Deputy of the French National Assembly for Vaucluse's 2nd constituency
- In office 19 June 2002 – 19 June 2007
- Preceded by: André Borel [fr]
- Succeeded by: Jean-Claude Bouchet

Mayor of Cavaillon
- In office March 1992 – 16 March 2008
- Preceded by: Maurice Bouchet
- Succeeded by: Jean-Claude Bouchet

Member of the General Council of Vaucluse for the Canton of Cavaillon
- In office 3 October 1988 – 16 July 2002
- Preceded by: Fernand Lombard
- Succeeded by: Jean-Claude Bouchet

Personal details
- Born: 28 April 1932 Salon-de-Provence, France
- Died: 7 October 2025 (aged 93)
- Political party: RPR UMP

= Maurice Giro =

French politician (1932–2025)

Maurice Giro (/fr/; 28 April 1932 – 7 October 2025) was a French politician of the Rally for the Republic (RPR) and the Union for a Popular Movement (UMP).
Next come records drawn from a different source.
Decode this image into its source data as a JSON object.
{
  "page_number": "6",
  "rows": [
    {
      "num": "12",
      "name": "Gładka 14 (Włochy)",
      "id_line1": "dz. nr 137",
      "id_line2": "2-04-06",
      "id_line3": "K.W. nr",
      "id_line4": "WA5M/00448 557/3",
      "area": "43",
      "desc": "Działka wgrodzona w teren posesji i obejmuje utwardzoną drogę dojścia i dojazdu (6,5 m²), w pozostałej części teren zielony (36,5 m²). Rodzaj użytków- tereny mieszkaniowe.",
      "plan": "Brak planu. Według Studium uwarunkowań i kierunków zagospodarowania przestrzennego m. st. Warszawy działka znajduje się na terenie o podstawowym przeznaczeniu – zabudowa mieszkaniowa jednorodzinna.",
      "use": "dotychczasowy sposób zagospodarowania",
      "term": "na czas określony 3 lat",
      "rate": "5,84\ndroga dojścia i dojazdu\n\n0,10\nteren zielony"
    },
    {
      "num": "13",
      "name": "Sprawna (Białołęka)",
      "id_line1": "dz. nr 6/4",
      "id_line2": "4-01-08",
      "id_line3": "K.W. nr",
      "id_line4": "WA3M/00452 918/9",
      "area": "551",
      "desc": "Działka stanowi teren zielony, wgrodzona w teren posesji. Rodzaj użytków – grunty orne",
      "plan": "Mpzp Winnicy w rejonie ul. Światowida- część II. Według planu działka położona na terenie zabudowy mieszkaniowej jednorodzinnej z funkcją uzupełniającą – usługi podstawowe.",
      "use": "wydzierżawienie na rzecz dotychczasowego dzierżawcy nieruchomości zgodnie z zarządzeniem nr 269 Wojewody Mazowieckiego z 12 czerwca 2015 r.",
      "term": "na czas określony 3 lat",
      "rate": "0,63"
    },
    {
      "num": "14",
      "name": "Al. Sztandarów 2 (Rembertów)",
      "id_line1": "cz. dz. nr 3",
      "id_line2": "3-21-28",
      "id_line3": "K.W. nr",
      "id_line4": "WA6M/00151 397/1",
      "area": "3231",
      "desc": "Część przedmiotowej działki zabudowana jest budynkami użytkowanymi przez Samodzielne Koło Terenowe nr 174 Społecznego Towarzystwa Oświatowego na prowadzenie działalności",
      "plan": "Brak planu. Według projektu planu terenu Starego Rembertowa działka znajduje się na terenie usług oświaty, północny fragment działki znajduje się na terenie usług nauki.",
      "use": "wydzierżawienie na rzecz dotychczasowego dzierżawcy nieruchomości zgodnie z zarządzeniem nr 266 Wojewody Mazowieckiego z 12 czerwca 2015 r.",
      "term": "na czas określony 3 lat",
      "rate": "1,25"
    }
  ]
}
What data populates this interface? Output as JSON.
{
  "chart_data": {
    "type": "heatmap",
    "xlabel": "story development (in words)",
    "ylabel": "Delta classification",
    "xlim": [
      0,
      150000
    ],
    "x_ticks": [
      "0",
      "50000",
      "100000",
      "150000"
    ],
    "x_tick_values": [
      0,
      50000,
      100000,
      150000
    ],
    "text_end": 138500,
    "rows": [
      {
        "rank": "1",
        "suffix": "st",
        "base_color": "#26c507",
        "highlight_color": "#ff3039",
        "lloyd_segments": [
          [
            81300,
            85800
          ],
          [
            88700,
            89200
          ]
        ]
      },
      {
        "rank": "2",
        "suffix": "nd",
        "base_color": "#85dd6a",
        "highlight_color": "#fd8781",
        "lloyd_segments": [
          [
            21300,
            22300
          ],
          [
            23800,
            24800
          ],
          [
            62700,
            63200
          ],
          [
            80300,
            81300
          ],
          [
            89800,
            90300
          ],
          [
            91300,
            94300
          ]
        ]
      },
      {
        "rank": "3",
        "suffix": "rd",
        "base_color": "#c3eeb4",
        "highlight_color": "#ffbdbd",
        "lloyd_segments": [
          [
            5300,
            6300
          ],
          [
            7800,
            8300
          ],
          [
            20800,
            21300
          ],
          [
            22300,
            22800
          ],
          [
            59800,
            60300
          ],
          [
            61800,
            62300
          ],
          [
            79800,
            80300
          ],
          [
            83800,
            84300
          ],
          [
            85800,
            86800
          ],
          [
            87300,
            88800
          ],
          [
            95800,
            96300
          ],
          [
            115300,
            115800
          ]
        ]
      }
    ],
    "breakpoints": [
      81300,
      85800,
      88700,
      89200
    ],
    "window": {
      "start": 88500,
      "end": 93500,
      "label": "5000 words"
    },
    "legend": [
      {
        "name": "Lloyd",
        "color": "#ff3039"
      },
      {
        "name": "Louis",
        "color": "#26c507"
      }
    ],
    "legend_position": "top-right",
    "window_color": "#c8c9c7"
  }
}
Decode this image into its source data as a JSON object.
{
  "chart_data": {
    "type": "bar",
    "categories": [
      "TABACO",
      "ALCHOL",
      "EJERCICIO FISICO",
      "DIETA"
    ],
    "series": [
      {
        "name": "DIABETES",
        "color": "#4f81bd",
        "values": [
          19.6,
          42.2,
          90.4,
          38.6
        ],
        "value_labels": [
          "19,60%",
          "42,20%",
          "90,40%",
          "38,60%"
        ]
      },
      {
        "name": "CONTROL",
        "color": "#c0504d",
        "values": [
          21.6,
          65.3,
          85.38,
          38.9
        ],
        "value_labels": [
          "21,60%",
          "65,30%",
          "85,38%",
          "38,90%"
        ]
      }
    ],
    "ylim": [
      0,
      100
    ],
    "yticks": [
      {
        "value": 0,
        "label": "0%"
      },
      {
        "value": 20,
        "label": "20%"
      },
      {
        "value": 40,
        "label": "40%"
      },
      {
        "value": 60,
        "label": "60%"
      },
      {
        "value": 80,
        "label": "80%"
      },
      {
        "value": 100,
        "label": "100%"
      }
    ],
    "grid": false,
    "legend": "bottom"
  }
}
Giro served in the General Council of Vaucluse from 1988 to 2002, was mayor of Cavaillon from 1992 to 2008, and served as a deputy in the National Assembly from 2002 to 2007. In the National Assembly, he was a member of the Parliamentary Group for Tibet.

Giro died on 7 October 2025, at the age of 93.